Artigo originalmente publicado na edição impressa do Jornal Económico, de 27 de outubro de 2023.
Diz quem sabe que a culpa é da falta de respostas adequadas dos partidos tradicionais – que se terão deixado embrulhar numa teia de interesses cada vez mais longínquos das populações, qualquer coisa difícil de definir – como se o aparelhismo tivesse contaminado primeiro os militantes, depois o próprio Estado – mas de todo o modo obscura, multitudinária em cada partido em particular e extremamente contagiosa.

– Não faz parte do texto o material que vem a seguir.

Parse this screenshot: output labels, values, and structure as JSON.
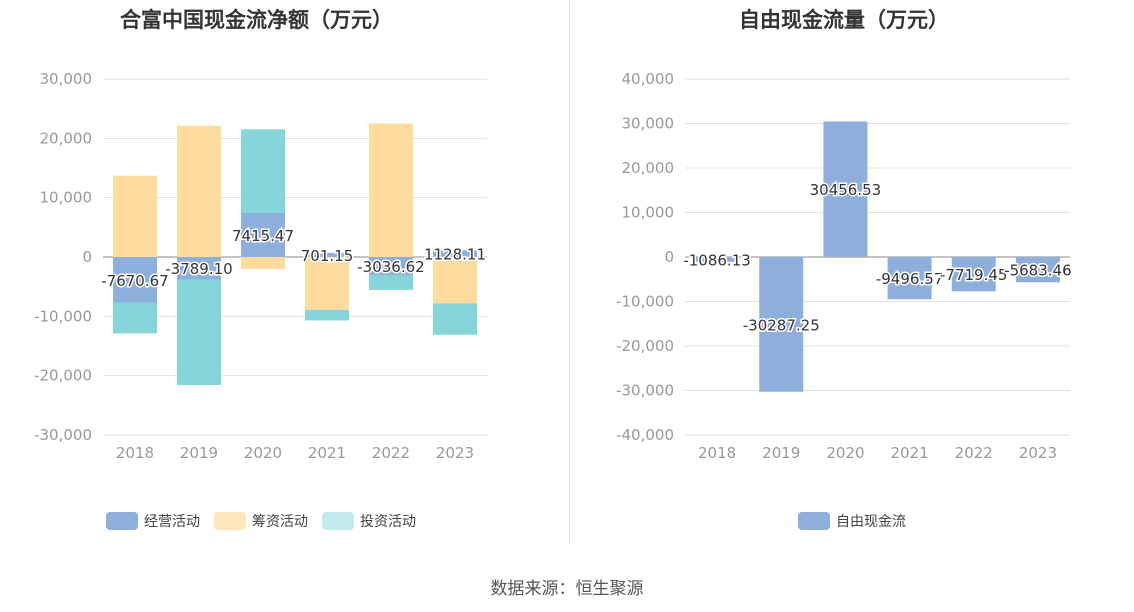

Sendo fundamental para a democracia que os culpados sejam desmascarados e levados ao cadafalso da irrelevância política, o certo é que um número cada vez mais vasto de cidadãos deixa de ter instrumentos (nomeadamente ideológicos) que lhe permitam manterem uma cerca sanitária em redor de propostas políticas inconcebivelmente estúpidas. Os argentinos são, por estes dias, mais um povo exposto a estas propostas. Javier Milei, que arriscou vencer à primeira volta as eleições presidenciais do país – mais uma vez as sondagens saíram derrotadas, como vem sucedendo quase sem exceção um pouco por todo o mundo (outra realidade que a democracia teria a ganhar em analisar) – mas passou a segundo e nada obsta a que não consiga ser eleito.
As suas propostas são abundantemente extravagantes: acabar com a moeda nacional e adotar o dólar norte-americano, “dinamitar” o banco central argentino, acabar com as relações económicas com o Brasil e a China (‘só’ os dois maiores parceiros comerciais do país), promover a disseminação de armas pessoais e a criação de uma espécie de bolsa de órgãos humanos. Economista de 52 anos, parlamentar desde 2022, Javier Milei arrecadou quase de um terço dos votos dos argentinos – com certeza os que acham que o dólar pode travar uma inflação anual de 140% e antecipam que a venda de órgãos humanos pode financiar o pagamento da dívida (apesar de esta estar abaixo dos 85% do PIB).
A básica associação ao norte-americano Donald Trump ou ao brasileiro Jair Bolsonaro é do agrado do visado – que diz uma coisa qualquer do género ser “natural” que as grandes ideias e os seus não menos grandes ideólogos se cruzem pela categoria das suas propostas. Por uma razão obscura, as propostas do candidato do partido La Libertad Avanza foram debatidas e analisadas ao longo da campanha eleitoral.
O mesmo sucedeu, aliás, com as propostas da sua candidata a vice-presidente, Victoria Villarruel, filha de um militares que tem dúvidas sobre a existência real dos crimes cometidos durante o regime militar (de 1976 a 1983), que, evidentemente, duvida que possa sequer ser acantonado no grupo das ditaduras – o que acontece, diz, muito por obra, nos anos 70, de um grupo de terroristas argentinos (Ernesto Guevara era argentino mas foi fuzilado em 1967, não será um dos culpados).
Para todos os efeitos, o peronismo conseguiu (contra as sondagens), apanhar um lugar na segunda volta, que se realiza a 19 de novembro próximo: Sergio Massa, advogado de 51 anos e candidato da coligação União pela Pátria, obteve 36,15% dos votos. O nome União pela Pátria diz tudo: o peronismo cumpre a função dos partidos descritos no primeiro parágrafo e a verdadeira novela que nos últimos anos foi transmitida em direto com o presidente Alberto Fernández e a sua parceira (aliás detestada) Cristina Kirchner ficou muitos pontos acima das chamadas ‘novelas mexicanas’. E pronto, é isto que espera os argentinos no próximo dia 19 – mas uma coisa é clara: só podem queixar-se de si próprios. Os europeus, que vão a votos no próximo ano, também arriscam só poderem queixar-se de si próprios.